O per dirla meglio, il lavoro c’è, è poco ed è anche distribuito male.

Il 10% dei lavoratori italiani lavora cinquanta ore a settimana

Secondo l’indagine Eurostat, quasi il 10% dei lavoratori italiani (9,4%, più di 2 milioni di occupati) lavora cinquanta ore a settimana. Parliamo per lo più di imprenditori e lavoratori autonomi, ma spicca il dato anche sui dipendenti.

Giusto per ricordare, per primi a noi stessi, la settimana lavorativa in Italia è pari a 40 ore.

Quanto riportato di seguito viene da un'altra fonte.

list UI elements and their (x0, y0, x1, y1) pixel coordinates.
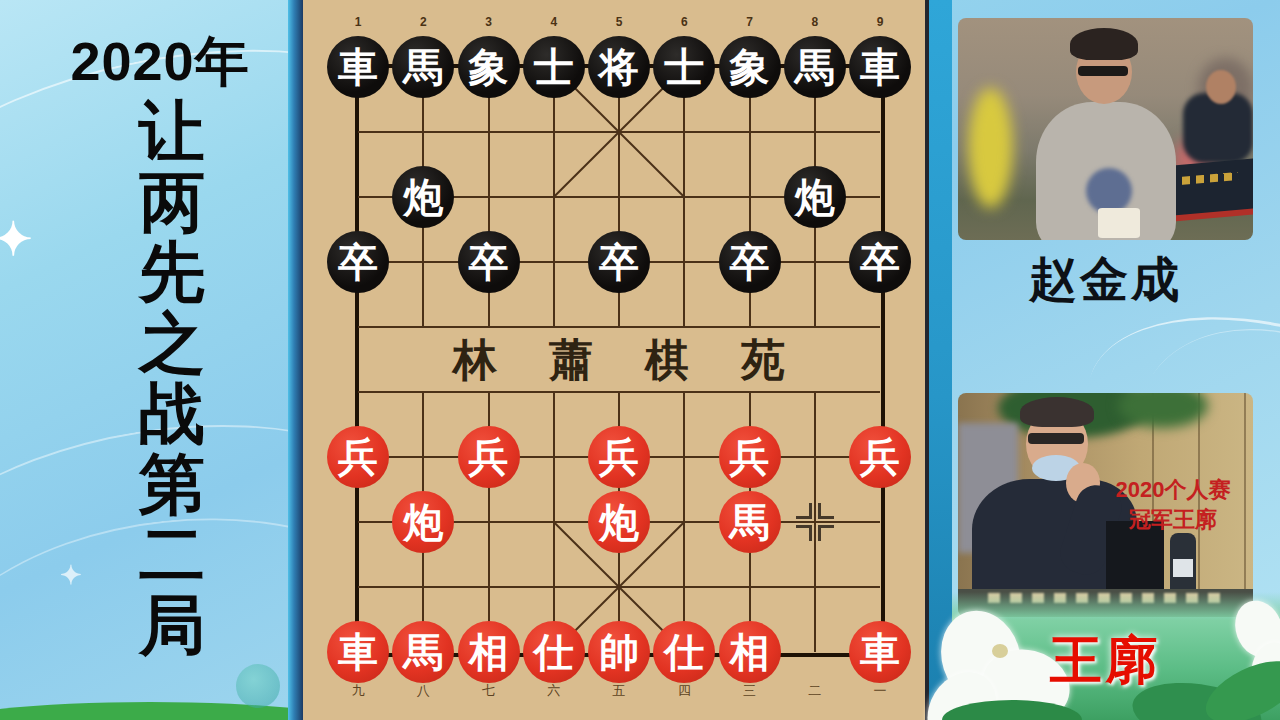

Lavorare dieci ore di più implica un aumento pari al 25%, un dato molto rilevante nel momento in cui il dibattito politico, addirittura ed altra enorme contraddizione, si concentra sulla settimana lavorativa corta.

Argomento, quella della settimana corta, così come quello uscito dai dati Eurostat (il lavoro lunghissimo) che, però, così com’è entrato velocemente nell’agenda politica, ne è uscito, tant’è che il decreto lavoro del Governo Meloni, varato il 1 maggio, si concentra più sul taglio fiscale che sul taglio delle ore lavorative, e le contestazioni dei sindacati spingono più sul versante “stabilizzazione e lotta alla precarietà” che non sulla “qualità del lavoro”.

Eppure “qualità del lavoro” significa anche “qualità della vita” e la prima incide fortemente sulla seconda.

“Lavorare meglio e lavorare meno”, sarebbe una massima da tenere sempre presente, che potrebbe diventare un mantra se si aggiungesse anche “lavorare in più”, inteso proprio come numero di occupati.

Risulta evidente a chiunque che ogni ora in più che si passa sul proprio posto di lavoro, viene automaticamente sottratta alla propria vita quotidiana, alla famiglia, allo shopping, alla cura di sé stessi, o più semplicemente a sé stessi, magari anche senza curarsi troppo.